When considering episodic LFs occurring at the summit of a volcano, there are two available models [51]. These refer to the following events: (i) the collapse of a foam layer previously accumulated at the roof of a shallow chamber; (ii) a pulsed supply from the depths. The collapse of the foam layer (i) could possibly lead to a prediction of the lava fountain sequences once started, provided that the volume of each event is calculated. In this case, once the storage volume has erupted, there is no more magma available for more LF episodes. Conversely, in the case of a pulsed supply (ii), the duration of the episodic LF sequences would be governed by the rise of gas–rich magma from the depths and is thus, at the moment, difficult to predict, as [53] proposed for the LF sequences of the SEC occurring during the last few decades.

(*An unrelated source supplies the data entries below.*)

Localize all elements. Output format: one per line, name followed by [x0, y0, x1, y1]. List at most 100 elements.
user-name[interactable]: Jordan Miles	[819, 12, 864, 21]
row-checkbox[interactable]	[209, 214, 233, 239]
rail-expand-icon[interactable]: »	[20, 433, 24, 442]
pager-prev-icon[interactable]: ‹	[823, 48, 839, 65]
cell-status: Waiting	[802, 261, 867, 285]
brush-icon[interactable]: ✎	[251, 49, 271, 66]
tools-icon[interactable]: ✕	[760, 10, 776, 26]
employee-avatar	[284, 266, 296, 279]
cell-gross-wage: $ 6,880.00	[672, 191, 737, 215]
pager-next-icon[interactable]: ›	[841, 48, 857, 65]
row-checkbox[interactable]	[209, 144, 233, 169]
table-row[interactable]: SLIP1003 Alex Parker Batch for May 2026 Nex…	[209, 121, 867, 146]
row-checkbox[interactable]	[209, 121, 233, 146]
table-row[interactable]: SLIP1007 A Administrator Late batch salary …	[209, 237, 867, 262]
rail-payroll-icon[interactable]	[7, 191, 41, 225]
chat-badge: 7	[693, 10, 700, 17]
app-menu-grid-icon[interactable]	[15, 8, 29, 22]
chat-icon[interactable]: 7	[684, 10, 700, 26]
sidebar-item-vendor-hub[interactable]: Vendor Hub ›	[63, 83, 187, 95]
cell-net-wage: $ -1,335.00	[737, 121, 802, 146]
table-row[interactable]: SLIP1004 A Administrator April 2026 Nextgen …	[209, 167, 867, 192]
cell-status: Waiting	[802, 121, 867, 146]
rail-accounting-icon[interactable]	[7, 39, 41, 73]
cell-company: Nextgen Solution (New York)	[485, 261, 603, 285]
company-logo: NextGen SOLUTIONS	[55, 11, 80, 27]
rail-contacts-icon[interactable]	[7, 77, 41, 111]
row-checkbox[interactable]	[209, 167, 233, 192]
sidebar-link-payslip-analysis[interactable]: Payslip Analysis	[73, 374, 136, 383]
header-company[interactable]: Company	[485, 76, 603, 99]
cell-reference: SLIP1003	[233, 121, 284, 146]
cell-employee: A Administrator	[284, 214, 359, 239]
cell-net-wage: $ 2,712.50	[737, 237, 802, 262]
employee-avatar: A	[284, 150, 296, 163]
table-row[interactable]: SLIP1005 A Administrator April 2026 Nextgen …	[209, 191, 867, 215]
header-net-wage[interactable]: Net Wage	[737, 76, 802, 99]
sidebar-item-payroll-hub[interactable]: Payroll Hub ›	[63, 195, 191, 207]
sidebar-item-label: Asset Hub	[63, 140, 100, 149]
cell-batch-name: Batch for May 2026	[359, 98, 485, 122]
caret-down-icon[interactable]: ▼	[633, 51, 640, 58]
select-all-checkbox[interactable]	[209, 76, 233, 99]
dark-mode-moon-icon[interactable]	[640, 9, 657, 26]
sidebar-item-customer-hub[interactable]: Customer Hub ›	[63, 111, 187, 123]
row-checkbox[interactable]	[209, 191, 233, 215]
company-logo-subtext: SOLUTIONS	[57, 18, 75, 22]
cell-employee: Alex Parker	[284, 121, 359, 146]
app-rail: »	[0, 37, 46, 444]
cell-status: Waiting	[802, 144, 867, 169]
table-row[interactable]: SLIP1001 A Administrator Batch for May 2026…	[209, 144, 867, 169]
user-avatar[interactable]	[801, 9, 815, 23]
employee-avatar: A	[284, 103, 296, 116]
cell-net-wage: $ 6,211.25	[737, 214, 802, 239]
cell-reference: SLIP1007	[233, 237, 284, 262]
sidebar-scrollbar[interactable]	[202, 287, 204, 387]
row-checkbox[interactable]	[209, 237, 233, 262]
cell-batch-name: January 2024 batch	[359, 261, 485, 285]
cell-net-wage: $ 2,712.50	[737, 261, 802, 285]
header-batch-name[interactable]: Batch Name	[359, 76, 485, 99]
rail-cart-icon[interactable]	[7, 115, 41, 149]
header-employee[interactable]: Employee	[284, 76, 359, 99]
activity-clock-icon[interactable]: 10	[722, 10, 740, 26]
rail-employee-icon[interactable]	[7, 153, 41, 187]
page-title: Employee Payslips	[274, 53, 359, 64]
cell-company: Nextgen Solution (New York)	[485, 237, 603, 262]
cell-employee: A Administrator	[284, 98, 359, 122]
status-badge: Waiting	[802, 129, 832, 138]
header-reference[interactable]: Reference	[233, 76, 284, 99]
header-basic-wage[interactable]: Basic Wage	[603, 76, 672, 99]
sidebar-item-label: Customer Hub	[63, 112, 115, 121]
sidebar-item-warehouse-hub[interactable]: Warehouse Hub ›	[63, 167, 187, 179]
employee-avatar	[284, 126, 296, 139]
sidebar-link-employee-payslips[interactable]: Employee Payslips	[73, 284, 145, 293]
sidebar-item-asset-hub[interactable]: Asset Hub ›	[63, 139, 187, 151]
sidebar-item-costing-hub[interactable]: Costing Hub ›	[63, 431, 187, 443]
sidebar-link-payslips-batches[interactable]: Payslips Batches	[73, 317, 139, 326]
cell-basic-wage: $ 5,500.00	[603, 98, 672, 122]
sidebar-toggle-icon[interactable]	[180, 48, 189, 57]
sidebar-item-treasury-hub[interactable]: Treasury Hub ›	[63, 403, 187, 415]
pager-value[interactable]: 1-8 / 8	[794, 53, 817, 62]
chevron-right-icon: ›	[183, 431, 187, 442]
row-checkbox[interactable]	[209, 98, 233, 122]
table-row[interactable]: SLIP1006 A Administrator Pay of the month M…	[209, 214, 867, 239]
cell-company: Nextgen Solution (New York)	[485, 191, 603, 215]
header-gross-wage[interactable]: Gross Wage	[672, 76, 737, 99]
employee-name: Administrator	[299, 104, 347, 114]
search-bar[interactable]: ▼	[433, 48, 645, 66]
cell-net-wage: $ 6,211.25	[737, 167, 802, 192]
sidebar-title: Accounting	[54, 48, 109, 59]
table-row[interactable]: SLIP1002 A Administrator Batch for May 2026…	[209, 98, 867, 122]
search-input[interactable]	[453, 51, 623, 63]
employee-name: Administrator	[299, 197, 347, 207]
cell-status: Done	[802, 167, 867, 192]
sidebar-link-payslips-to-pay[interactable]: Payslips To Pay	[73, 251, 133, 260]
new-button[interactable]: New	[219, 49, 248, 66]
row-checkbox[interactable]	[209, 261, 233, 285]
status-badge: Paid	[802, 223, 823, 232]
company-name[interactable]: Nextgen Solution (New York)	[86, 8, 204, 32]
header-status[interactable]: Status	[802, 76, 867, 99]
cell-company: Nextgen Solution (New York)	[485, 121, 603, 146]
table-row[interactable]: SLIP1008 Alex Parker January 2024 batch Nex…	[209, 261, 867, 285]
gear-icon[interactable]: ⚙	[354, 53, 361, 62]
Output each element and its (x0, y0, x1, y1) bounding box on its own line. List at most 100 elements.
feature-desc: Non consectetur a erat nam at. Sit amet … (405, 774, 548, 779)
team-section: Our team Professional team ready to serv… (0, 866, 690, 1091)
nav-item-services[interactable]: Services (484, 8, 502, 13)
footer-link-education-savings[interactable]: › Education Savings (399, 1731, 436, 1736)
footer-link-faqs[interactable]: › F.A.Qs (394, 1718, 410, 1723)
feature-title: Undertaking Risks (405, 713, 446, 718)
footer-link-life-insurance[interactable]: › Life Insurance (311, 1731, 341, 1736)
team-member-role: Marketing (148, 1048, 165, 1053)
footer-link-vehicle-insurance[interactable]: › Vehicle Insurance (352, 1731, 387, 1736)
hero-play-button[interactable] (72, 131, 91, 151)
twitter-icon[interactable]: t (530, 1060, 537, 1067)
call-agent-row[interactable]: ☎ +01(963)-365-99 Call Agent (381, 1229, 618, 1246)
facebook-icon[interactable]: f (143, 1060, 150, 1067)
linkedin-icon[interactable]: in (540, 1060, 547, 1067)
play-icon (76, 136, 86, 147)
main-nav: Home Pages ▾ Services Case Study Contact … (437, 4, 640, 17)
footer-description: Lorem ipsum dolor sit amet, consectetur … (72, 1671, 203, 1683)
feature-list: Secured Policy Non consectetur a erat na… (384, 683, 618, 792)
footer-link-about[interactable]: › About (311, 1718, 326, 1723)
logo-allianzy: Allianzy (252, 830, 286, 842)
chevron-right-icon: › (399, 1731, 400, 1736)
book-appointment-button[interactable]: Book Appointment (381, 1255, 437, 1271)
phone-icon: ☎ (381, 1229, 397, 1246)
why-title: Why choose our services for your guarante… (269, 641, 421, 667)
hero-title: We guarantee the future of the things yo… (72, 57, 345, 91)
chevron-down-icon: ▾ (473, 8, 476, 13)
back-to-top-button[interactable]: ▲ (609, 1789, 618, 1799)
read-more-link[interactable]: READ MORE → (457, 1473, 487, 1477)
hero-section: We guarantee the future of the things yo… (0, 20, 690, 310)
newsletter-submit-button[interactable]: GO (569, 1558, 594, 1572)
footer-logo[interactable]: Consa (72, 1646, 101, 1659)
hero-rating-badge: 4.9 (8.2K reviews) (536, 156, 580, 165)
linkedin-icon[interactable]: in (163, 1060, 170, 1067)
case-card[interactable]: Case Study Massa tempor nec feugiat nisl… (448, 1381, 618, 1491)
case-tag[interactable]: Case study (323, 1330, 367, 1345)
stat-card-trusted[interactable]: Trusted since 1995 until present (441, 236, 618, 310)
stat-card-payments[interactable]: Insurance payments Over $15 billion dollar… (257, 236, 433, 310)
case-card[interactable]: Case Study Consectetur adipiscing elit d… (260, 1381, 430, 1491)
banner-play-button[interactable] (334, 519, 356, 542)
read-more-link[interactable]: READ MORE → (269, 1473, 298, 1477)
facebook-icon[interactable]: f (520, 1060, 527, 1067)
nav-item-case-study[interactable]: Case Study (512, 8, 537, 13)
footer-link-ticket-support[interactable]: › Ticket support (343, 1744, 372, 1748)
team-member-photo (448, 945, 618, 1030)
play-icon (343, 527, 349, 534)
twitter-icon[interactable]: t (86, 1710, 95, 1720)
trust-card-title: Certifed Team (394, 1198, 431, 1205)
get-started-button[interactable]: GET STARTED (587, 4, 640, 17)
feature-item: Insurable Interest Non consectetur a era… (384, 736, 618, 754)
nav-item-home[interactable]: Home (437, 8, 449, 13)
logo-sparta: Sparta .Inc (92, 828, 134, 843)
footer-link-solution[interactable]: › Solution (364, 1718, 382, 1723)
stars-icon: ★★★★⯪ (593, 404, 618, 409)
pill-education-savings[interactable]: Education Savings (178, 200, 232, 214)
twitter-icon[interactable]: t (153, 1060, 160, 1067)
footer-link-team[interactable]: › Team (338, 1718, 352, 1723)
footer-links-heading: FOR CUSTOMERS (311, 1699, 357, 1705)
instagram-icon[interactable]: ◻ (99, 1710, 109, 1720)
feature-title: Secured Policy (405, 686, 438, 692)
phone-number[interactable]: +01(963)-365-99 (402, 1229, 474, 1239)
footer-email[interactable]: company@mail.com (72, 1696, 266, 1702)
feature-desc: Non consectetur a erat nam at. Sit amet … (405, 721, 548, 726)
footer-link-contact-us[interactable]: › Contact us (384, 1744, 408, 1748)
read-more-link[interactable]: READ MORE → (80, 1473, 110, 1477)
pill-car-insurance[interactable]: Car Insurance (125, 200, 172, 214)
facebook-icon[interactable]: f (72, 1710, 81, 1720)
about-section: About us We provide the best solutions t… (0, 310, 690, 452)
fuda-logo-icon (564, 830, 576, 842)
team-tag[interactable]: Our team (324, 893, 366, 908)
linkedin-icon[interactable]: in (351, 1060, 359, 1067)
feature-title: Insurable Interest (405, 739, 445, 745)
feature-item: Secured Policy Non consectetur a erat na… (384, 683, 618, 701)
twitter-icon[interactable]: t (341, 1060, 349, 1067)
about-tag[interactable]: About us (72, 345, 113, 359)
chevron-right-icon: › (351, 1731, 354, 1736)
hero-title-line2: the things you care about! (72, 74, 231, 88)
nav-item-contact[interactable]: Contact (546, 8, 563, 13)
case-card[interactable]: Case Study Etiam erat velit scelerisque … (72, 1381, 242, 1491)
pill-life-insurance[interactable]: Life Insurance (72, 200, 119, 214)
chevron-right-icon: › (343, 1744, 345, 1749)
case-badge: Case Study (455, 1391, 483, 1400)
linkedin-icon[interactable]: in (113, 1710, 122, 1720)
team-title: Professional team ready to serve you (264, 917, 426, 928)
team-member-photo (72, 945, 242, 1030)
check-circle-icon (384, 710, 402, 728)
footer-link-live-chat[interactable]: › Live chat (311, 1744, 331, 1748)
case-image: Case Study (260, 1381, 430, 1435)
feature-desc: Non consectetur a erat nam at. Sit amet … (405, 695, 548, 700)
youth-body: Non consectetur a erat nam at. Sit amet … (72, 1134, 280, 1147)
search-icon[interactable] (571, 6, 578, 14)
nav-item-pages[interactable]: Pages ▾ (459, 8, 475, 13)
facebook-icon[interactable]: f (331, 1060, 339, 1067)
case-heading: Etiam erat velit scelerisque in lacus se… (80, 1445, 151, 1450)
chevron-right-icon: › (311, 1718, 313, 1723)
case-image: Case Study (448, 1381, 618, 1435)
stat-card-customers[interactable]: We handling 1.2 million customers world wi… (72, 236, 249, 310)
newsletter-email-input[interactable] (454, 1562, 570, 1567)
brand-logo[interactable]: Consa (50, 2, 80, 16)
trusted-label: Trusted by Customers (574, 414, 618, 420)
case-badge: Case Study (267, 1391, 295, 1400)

Although a comprehensive mathematical model for interpreting LF sequences is not yet available, the methods and analyses presented here lay a strong foundation for advancing both the understanding and the forecasting of such phenomena. These initial findings highlight the potential for developing predictive tools that can enhance hazard assessment and response strategies. Future work will focus on refining these approaches to increase their accuracy and applicability in real–time monitoring systems, paving the way towards quantitative models that support a more effective hazard forecasting.